В этот день, 8 апреля, усташи начали постепенную ликвидацию лагеря, в котором тогда находилось около трех тысяч человек. Небольшими партиями, чтобы не вызывать подозрений и паники у заключенных, их уводили из Ясеновца – якобы на какие-то работы. С берега Савы виднелись густые черные клубы дыма – видимо, усташи сжигали извлеченные из земли тела жертв. Охранники пытались выглядеть такими же самоуверенными, как обычно, но опытный глаз заключенных сразу приметил: усташи держались далеко не так, как всегда. Их выдавали нервные движения рук, бледные лица, то, что они часто сбивались в кружки и за куревом горячо обсуждали что-то.
Вечером 21 апреля к Ивану Павловичу подсел Драгутин Йонич, серб родом из-под Загреба. До войны он был спортсменом, тяжелоатлетом, и даже в лагере сумел сохранить гордую стать и силу. Нагнувшись к уху Панасюка, Драгутин прошептал еле слышно:
— Чичо Иван, сегодня ночью мы бежим.
Иван Павлович непонимающе взглянул на Йонича:
— Куда?
— Неважно куда. Важно, что отсюда. Я подслушал разговор двух охранников. Сегодня ночью они взорвут несколько бараков, чтобы дать себе повод уничтожить нас всех. Как только прозвучат взрывы, мы бросимся на охрану и побежим к воротам. Ты с нами?..
Панасюк ошеломленно молчал. Драгутин нетерпеливо дернул бровями:
— Ну, чичо Иван, ты же русский офицер! Или ты хочешь подохнуть тут, не дождавшись прихода своих?
Русский офицер. Эти слова что-то всколыхнули внутри Панасюка. Более того, он – кадет. Разве для этого поступал он когда-то в корпус – чтобы погибнуть в Ясеноваце, безвестно, беспомощно?.. Нет. Если есть такая возможность, если Бог дает ему шанс, значит, нужно вырываться отсюда…

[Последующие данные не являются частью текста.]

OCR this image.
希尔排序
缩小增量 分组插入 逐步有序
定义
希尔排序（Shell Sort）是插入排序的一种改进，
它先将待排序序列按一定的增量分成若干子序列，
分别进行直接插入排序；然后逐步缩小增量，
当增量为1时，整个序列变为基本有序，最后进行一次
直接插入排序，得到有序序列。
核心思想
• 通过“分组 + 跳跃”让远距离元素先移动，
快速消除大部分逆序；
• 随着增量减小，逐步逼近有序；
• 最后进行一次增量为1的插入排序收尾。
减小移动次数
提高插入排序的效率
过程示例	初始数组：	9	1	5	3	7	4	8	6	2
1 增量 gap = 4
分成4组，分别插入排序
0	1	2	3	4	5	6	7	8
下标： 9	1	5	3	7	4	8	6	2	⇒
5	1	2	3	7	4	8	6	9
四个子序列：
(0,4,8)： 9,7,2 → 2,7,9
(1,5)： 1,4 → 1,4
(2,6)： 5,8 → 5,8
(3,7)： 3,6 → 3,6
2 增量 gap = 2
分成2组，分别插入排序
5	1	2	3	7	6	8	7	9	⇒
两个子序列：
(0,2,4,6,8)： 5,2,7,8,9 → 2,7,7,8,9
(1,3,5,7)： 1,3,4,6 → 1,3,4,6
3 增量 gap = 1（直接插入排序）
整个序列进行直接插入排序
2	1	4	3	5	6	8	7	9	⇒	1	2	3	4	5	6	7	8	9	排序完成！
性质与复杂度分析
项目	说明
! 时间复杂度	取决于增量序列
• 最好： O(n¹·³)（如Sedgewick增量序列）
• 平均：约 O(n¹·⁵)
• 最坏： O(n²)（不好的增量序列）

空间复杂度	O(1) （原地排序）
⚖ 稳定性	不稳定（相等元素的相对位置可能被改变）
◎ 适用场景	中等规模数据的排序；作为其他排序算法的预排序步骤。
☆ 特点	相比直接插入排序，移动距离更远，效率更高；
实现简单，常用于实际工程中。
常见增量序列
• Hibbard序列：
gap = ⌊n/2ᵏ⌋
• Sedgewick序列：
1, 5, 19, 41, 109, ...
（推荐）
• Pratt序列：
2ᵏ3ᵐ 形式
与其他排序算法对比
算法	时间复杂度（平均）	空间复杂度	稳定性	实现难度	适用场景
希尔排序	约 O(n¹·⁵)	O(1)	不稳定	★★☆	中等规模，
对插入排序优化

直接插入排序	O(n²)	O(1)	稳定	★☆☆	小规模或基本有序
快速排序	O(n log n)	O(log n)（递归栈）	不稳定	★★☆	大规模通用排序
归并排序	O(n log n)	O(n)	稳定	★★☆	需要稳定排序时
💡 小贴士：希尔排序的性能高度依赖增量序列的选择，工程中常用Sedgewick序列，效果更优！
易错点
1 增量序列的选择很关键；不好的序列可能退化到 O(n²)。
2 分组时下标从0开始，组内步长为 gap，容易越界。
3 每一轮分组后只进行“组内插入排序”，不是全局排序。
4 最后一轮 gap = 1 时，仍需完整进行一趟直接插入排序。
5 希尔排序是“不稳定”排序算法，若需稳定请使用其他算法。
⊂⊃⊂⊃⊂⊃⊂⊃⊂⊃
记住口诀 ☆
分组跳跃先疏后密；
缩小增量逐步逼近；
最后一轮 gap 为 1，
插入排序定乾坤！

…Взрывы были запланированы на три часа ночи. В это время практически все люди спят, узники не успеют среагировать, в лагере начнется паника. Кто-то погибнет во время взрыва, кого-то пристрелят охранники. Остальных просто утопят в Саве на следующее утро. Дешево и сердито.
Коменант Ясеноваца обер-поручик Динко Шакич проводил последнее совещание в двадцать один час. Территория лагеря уже смолкла, слышался только лай караульных собак. Над Савой истаивал долгий апрельский закат. Командиры охраны внимательно слушали последние распоряжения.
— Sve je cisto? – обводя глазами подчиненных, спросил Шакич. – Всё понятно?
— Tocno, — хором отозвались командиры. – Так точно.
Шакич кивнул, давая понять, что совещание окончено. Усташи встали, вскинули вверх правые руки в знак прощания и вышли.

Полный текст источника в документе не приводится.